Sistema mostra os trechos suspeitos e gera relatório com risco de prompt injection
O Tribunal de Justiça de Mato Grosso do Sul reforçou a segurança após identificar tentativas de manipulação por inteligência artificial em 28 ações na 2ª Vara Cível de Campo Grande. Um escritório de advocacia inseriu comandos ocultos para influenciar sistemas de IA do Judiciário.

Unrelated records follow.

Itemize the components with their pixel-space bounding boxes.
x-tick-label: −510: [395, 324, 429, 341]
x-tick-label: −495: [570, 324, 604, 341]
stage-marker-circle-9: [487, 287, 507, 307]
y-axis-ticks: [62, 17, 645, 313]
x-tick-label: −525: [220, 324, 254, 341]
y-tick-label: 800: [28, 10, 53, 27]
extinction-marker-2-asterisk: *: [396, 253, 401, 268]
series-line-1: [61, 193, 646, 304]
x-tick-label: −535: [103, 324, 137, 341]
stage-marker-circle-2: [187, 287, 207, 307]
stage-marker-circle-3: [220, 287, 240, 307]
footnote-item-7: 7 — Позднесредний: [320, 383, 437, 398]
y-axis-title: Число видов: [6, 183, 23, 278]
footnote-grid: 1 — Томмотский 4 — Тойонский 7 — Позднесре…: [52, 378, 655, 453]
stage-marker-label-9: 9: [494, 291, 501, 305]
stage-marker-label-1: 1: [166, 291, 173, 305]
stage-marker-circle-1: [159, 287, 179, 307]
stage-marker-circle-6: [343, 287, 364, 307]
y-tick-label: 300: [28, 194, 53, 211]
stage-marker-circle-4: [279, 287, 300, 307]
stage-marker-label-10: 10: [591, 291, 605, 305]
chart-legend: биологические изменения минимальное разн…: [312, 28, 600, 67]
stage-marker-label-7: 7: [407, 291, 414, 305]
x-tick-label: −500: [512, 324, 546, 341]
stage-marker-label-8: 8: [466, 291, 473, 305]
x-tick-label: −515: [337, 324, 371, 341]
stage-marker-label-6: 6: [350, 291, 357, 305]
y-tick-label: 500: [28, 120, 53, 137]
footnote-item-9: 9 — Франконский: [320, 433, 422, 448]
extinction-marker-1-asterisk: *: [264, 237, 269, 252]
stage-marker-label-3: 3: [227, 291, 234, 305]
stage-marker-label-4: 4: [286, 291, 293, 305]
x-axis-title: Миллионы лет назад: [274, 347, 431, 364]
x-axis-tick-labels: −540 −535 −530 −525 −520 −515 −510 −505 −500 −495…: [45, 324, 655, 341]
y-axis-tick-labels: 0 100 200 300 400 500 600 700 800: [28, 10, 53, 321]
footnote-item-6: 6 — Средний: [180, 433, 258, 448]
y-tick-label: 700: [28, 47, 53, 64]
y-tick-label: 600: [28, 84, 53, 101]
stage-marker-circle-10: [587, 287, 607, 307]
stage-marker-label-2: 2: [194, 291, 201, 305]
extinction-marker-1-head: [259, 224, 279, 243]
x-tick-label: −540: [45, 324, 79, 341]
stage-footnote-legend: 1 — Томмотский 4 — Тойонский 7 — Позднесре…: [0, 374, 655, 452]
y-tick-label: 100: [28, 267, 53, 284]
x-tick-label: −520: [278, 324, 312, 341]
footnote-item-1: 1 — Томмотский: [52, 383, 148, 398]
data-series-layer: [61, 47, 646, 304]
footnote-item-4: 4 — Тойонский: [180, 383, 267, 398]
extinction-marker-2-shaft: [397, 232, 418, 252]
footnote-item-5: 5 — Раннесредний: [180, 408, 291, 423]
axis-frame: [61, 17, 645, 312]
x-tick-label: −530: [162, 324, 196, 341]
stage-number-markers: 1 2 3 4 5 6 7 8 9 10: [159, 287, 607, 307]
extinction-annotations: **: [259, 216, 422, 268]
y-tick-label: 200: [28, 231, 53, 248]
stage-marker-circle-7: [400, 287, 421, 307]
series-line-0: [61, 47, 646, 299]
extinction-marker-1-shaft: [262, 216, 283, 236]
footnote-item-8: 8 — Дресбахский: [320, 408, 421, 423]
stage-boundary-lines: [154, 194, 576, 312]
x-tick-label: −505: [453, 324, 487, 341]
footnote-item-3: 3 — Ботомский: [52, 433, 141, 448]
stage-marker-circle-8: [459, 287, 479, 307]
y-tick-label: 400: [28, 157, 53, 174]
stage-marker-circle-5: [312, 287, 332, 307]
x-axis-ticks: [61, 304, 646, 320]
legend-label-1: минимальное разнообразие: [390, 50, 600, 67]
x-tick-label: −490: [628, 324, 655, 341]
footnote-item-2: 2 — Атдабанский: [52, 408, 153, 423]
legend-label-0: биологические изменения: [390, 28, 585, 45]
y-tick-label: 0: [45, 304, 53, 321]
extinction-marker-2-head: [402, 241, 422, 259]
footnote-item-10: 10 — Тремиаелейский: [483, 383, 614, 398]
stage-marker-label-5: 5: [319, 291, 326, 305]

O ex-major Sérgio Roberto de Carvalho, o “Escobar Brasileiro”, foi multado em R$ 10 mil após a prática ser detectada em ação que movia contra veículos de imprensa.
O TJMS (Tribunal de Justiça de Mato Grosso do Sul) reforçou a segurança nos processos após tentativas de manipulação com IA (inteligência artificial) em ações na 2ª Vara Cível de Campo Grande.
Escritório de advocacia inseriu instruções de texto não visíveis na leitura convencional em 28 ações. Elas são projetadas para influenciar sistemas de inteligência artificial de apoio ao Poder Judiciário.
De acordo com o desembargador Odemilson Fassa, coordenador do Comitê de Governança e Ética para o uso de Inteligência Artificial no TJMS, foi disponibilizado recurso aos magistrados para validar a integridade das peças jurídicas.
“A ferramenta analisa o documento e gera um relatório claro apontando se há risco de prompt injection, mostrando os trechos suspeitos e orientando como tratar, assim como ocorreu na 3ª Vara do Trabalho de Parauapebas [PA], onde o sistema Galileu detectou comandos ocultos”, diz o desembargador.
Fassa destaca que a defesa institucional não se esgota na detecção tecnológica. “Ela exige também a curadoria e validação humana dos resultados gerados pelos sistemas de IA, o chamado human in the loop, bem como a articulação entre as esferas processual, disciplinar e, idealmente, penal, para que a resposta institucional seja proporcional à gravidade da conduta”.
Escobar brasileiro – Depois de identificar na petição inicial um “prompt injection” oculto, a Justiça em Campo Grande condenou o ex-major Sérgio Roberto de Carvalho, chamado de “Escobar Brasileiro”, a pagar multa em uma ação na qual ele buscava indenização por danos morais e queria impedir veículos de imprensa de usarem o apelido.
A decisão, de 19 de maio, foi assinada pelo juiz Renato Antonio de Liberali, da 11ª Vara Cível de Campo Grande. O magistrado entendeu que a inserção do comando oculto configurou ato atentatório à dignidade da Justiça e aplicou multa de 10% sobre o valor da causa, que era de R$ 100 mil, o que corresponde a R$ 10 mil.
Segundo a sentença, o texto oculto foi inserido no cabeçalho de todas as páginas da petição inicial e continha comandos voltados a influenciar eventual análise por sistemas de IA em tribunais superiores. O juiz afirmou que o comando buscava facilitar ou direcionar positivamente o recebimento de recurso, embora não tivesse efeito imediato no julgamento do processo em primeiro grau.